Abstract

This paper describes a two-step 3D variational (3DVAR) analysis methodology for achieving velocity data assimilation in an ocean forecasting system. Two separate 3DVAR analyses are performed during each daily forecast cycle. The first 3DVAR analysis utilizes data streams of temperature, salinity, and sea surface height anomaly data in a traditional 3DVAR analysis. The second 3DVAR analysis performs velocity data assimilation using surface drifter data. The covariance model relates the errors between temperature and salinity with geopotential. Geostrophic coupling then relates geopotential to velocity. Steric height calculations convert temperature and salinity vertical error covariances into geopotential covariances. Thus, velocity innovations influence scalar quantities and visa versa. The ocean numerical model is baroclinic, hydrostatic, Boussinesq, has a free-surface, and for this experiment, runs at 4 km resolution with 50 vertical levels that are terrain following near shallow topography and z-levels everywhere else. The data assimilation component performs the two 3DVAR analyses on the same model grid, once per day with a 6-hour incremental insertion hindcast. For each daily cycle, the first 3DVAR analysis creates an analysis that becomes the background for the second 3DVAR analysis.
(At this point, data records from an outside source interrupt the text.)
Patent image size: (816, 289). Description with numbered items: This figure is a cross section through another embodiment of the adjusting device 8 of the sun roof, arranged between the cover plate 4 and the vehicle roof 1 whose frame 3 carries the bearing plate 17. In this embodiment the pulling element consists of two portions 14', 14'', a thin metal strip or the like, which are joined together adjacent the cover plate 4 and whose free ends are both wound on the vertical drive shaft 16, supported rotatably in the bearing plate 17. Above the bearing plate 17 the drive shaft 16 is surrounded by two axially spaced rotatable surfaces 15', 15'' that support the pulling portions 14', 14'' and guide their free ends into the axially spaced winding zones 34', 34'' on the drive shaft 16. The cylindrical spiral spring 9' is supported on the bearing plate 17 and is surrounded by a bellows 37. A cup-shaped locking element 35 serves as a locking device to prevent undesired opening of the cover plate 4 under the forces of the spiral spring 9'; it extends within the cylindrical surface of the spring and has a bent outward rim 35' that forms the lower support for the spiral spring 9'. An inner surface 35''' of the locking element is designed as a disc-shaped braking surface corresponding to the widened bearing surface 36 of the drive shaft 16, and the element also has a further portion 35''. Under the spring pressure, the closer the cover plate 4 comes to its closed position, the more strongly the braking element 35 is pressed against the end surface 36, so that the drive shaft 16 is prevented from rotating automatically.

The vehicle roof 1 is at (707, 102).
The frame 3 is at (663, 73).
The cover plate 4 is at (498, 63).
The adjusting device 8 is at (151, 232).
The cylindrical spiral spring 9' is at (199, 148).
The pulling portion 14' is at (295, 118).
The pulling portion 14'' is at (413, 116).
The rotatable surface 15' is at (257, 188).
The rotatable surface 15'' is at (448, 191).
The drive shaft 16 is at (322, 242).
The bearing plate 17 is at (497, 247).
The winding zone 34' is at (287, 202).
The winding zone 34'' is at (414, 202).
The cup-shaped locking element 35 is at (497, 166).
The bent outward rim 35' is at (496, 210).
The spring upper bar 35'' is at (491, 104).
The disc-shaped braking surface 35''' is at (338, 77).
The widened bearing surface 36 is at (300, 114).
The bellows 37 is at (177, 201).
Because the 3DVAR analysis system corrects mesoscales, the increments from the first analysis are added to the 9 three hourly forecast from the previous cycle. These modified forecasts are then averaged together as the background for the 2nd 3DVAR analysis. The surface drifter locations provide velocity trajectories. Positions are decimated to one observation per drifter per day, such that their trajectories represent “nearly” the average velocity for that drifter for each day in order to minimize the effects of inertial oscillations. Since both the observations and the background represent a daily average, the resulting innovations consistently represent daily variability. The approach approximates mesoscale velocity observations compatible with the horizontal length scales typically constrained in the 3DVAR analysis system. Validation compares forecasted speed and direction relative to the in situ drifter trajectory speed and direction. Comparisons of twin experiments with/without velocity data assimilation suggest that the two-step 3DVAR analysis with velocity data assimilation has superior skill.